Ginny Lowe Connors

on the infinitude of the universe

after Jackson Pollock’s Convergence

 

millions of suns, their flares, storms, gases streaming out
orbits and swerves, explosions, streaks
of comets, their long tails of dust
and then the pull of black holes
more terrifying than any addiction
I’m a micro-speck in this combustible
ever-expanding wowness

and the music of the galaxies—
I swear I heard it one night
after fireflies extinguished their lights
o, it rocks me, all of it

colors hurtling within and beyond
the way they spark, flash, and disappear
in some small way I’m part of it
this unfathomable wildness

I want to reach out, take in the dark matter
and the light traveling through, beyond
my perception, but when I try to grasp
the infinitude of the universe
it’s chaos
until I go deep, deep, deeper
into the great silence

 

Talisman for Spiritual Protection

it wasn’t the fish that mattered
catching them, I mean
it was the gentle rocking of the boat
it was the sun coming up, that slant of light
whispering across the summer morning
it was mist lifting slowly from the water
my brother carving chunks of cantaloupe
offering me bites from the tip of his knife
it was the presence of my grandfather
large and genial, someone so solid
I knew nothing could harm us
it was the low, laughing warble of loons
and the way they’d dive, disappear
surfacing long minutes later
in some unexpected place

there is no paradise beyond this world
even so, someone has decided
to launch more bombs
and someone else has agreed to it
suffering and grief are guaranteed
I know that now
and yet how fortunate are those, like me
who carry within them some little piece of heaven
a sweet summer morning
that returns again from the deep
a reminder, unlost
of the way the world can be

Ginny Lowe Connors is the author of four full-length poetry collections, the most recent of which is Without Goodbyes: From Puritan Deerfield to Mohawk Kahnawake (Turning Point, 2021).

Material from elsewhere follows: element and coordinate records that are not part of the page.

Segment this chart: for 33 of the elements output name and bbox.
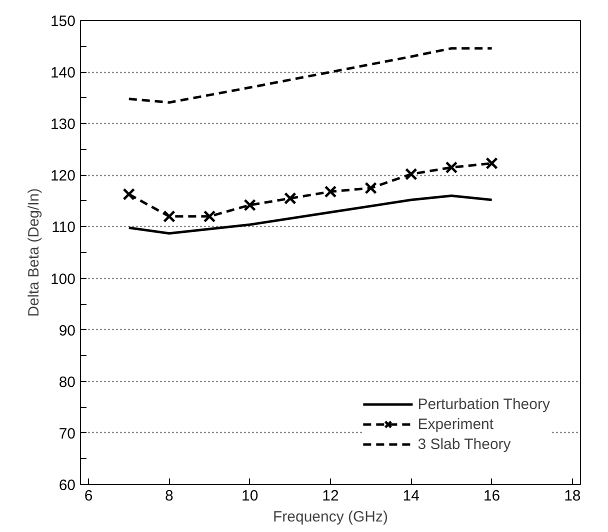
point <box>122 188 136 200</box>
point <box>486 157 498 170</box>
point <box>324 185 337 198</box>
y-tick-label: 100 <box>50 270 76 288</box>
line-series <box>128 194 494 235</box>
x-tick-label: 14 <box>402 488 420 504</box>
x-tick-label: 8 <box>165 488 174 504</box>
point <box>445 161 458 174</box>
x-tick-label: 6 <box>84 488 93 504</box>
point <box>284 192 296 205</box>
y-tick-label: 80 <box>58 374 76 391</box>
legend-label: Perturbation Theory <box>418 396 550 412</box>
x-tick-label: 12 <box>322 488 339 504</box>
y-tick-label: 140 <box>50 64 76 82</box>
x-tick-label: 16 <box>483 488 500 504</box>
legend-label: Experiment <box>418 416 494 432</box>
y-tick-label: 120 <box>50 168 76 185</box>
x-axis-title: Frequency (GHz) <box>272 508 388 526</box>
y-tick-label: 90 <box>58 322 76 340</box>
x-tick-label: 18 <box>564 488 581 504</box>
y-tick-label: 130 <box>50 116 76 134</box>
point <box>244 198 256 212</box>
y-tick-label: 70 <box>58 425 76 442</box>
y-tick-label: 110 <box>52 219 76 236</box>
point <box>203 210 216 223</box>
y-axis-title: Delta Beta (Deg/In) <box>25 188 42 317</box>
y-tick-label: 60 <box>58 477 76 494</box>
point <box>404 168 418 180</box>
legend-label: 3 Slab Theory <box>418 436 511 452</box>
x-tick-label: 10 <box>242 488 258 504</box>
point <box>163 210 176 223</box>
point <box>364 182 378 194</box>
y-tick-label: 150 <box>50 13 76 30</box>
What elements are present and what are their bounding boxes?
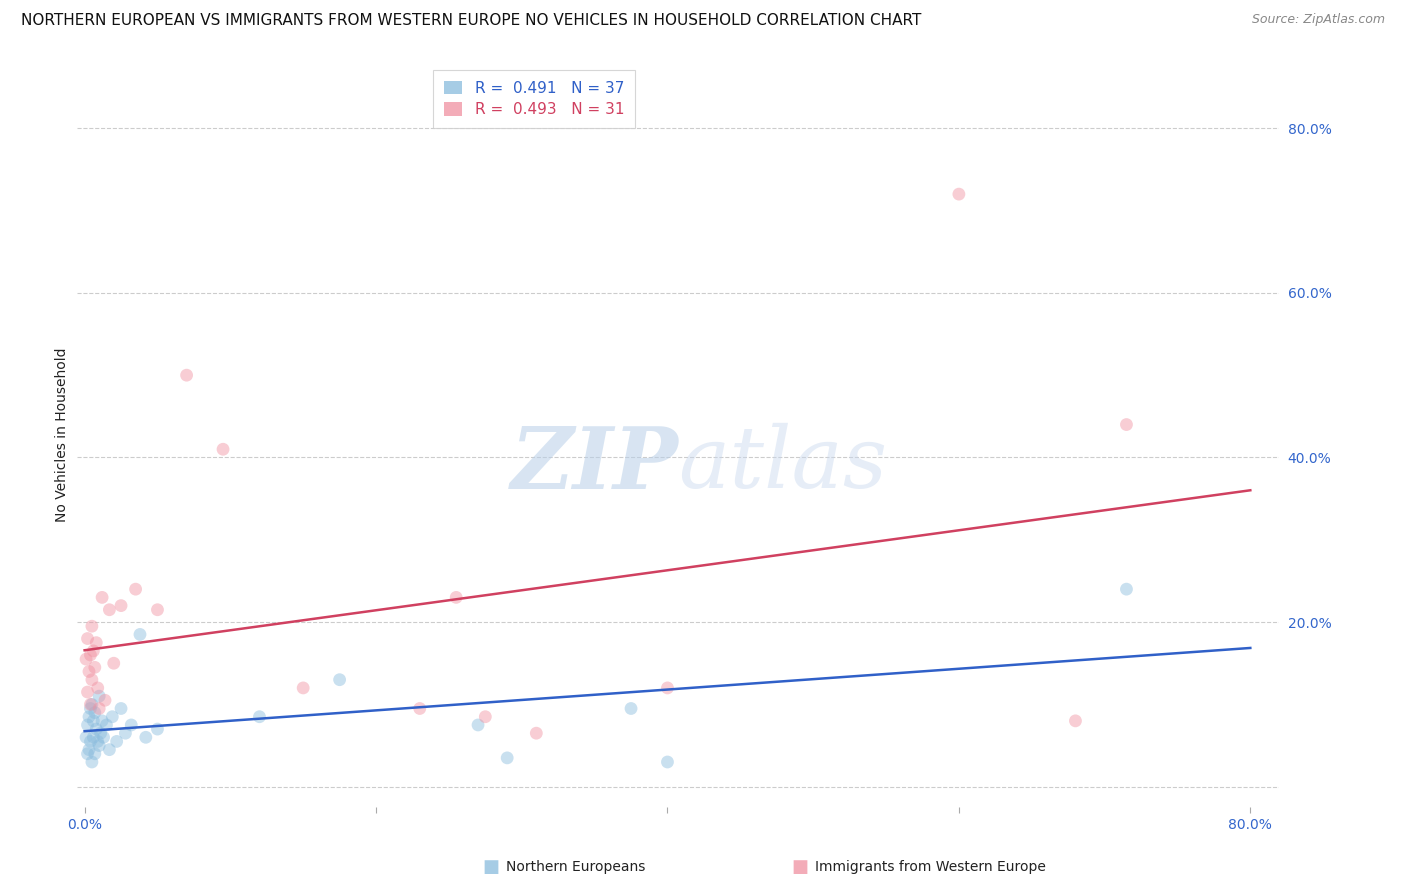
- Point: [77, 742, 100, 756]
- Point: [76, 718, 98, 732]
- Point: [409, 701, 432, 715]
- Text: atlas: atlas: [679, 424, 887, 506]
- Point: [120, 718, 142, 732]
- Point: [124, 582, 146, 596]
- Legend: R =  0.491   N = 37, R =  0.493   N = 31: R = 0.491 N = 37, R = 0.493 N = 31: [433, 70, 636, 128]
- Text: Northern Europeans: Northern Europeans: [506, 860, 645, 874]
- Point: [103, 657, 125, 671]
- Point: [84, 635, 107, 649]
- Point: [948, 187, 970, 202]
- Point: [135, 731, 157, 745]
- Point: [80, 698, 103, 712]
- Point: [249, 710, 271, 724]
- Point: [83, 706, 105, 720]
- Point: [146, 603, 169, 617]
- Point: [90, 726, 112, 740]
- Point: [329, 673, 352, 687]
- Point: [84, 722, 107, 736]
- Point: [114, 726, 136, 740]
- Point: [89, 739, 111, 753]
- Point: [467, 718, 489, 732]
- Point: [79, 734, 101, 748]
- Point: [524, 726, 547, 740]
- Point: [105, 734, 128, 748]
- Point: [496, 751, 519, 765]
- Point: [94, 693, 117, 707]
- Point: [657, 681, 679, 695]
- Point: [110, 701, 132, 715]
- Point: [80, 619, 103, 633]
- Text: Source: ZipAtlas.com: Source: ZipAtlas.com: [1251, 13, 1385, 27]
- Y-axis label: No Vehicles in Household: No Vehicles in Household: [55, 348, 69, 522]
- Point: [75, 731, 97, 745]
- Point: [83, 747, 105, 761]
- Point: [79, 698, 101, 712]
- Point: [292, 681, 315, 695]
- Point: [77, 665, 100, 679]
- Point: [1115, 417, 1137, 432]
- Point: [657, 755, 679, 769]
- Text: ZIP: ZIP: [510, 423, 679, 507]
- Point: [620, 701, 643, 715]
- Point: [89, 701, 111, 715]
- Point: [146, 722, 169, 736]
- Point: [80, 755, 103, 769]
- Text: NORTHERN EUROPEAN VS IMMIGRANTS FROM WESTERN EUROPE NO VEHICLES IN HOUSEHOLD COR: NORTHERN EUROPEAN VS IMMIGRANTS FROM WES…: [21, 13, 921, 29]
- Point: [82, 644, 104, 658]
- Point: [176, 368, 198, 383]
- Point: [101, 710, 124, 724]
- Point: [82, 714, 104, 728]
- Point: [79, 701, 101, 715]
- Point: [76, 632, 98, 646]
- Text: ■: ■: [792, 858, 808, 876]
- Point: [79, 648, 101, 662]
- Point: [87, 734, 110, 748]
- Point: [129, 627, 152, 641]
- Point: [83, 660, 105, 674]
- Point: [1115, 582, 1137, 596]
- Point: [444, 591, 467, 605]
- Point: [82, 731, 104, 745]
- Text: Immigrants from Western Europe: Immigrants from Western Europe: [815, 860, 1046, 874]
- Point: [110, 599, 132, 613]
- Point: [474, 710, 496, 724]
- Text: ■: ■: [482, 858, 499, 876]
- Point: [91, 714, 114, 728]
- Point: [96, 718, 118, 732]
- Point: [89, 689, 111, 703]
- Point: [98, 603, 121, 617]
- Point: [98, 742, 121, 756]
- Point: [75, 652, 97, 666]
- Point: [93, 731, 115, 745]
- Point: [87, 681, 110, 695]
- Point: [1064, 714, 1087, 728]
- Point: [76, 747, 98, 761]
- Point: [80, 673, 103, 687]
- Point: [76, 685, 98, 699]
- Point: [212, 442, 235, 457]
- Point: [77, 710, 100, 724]
- Point: [91, 591, 114, 605]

Her chapbook, Under the Porch, won the Sunken Garden Poetry Prize and she has earned numerous awards for individual poems. She is a former Poet Laureate of West Hartford, Connecticut. As publisher of her own press, Grayson Books, Connors has also edited a number of poetry anthologies, including Forgotten Women: A Tribute in Poetry. She is co-editor of Connecticut River Review.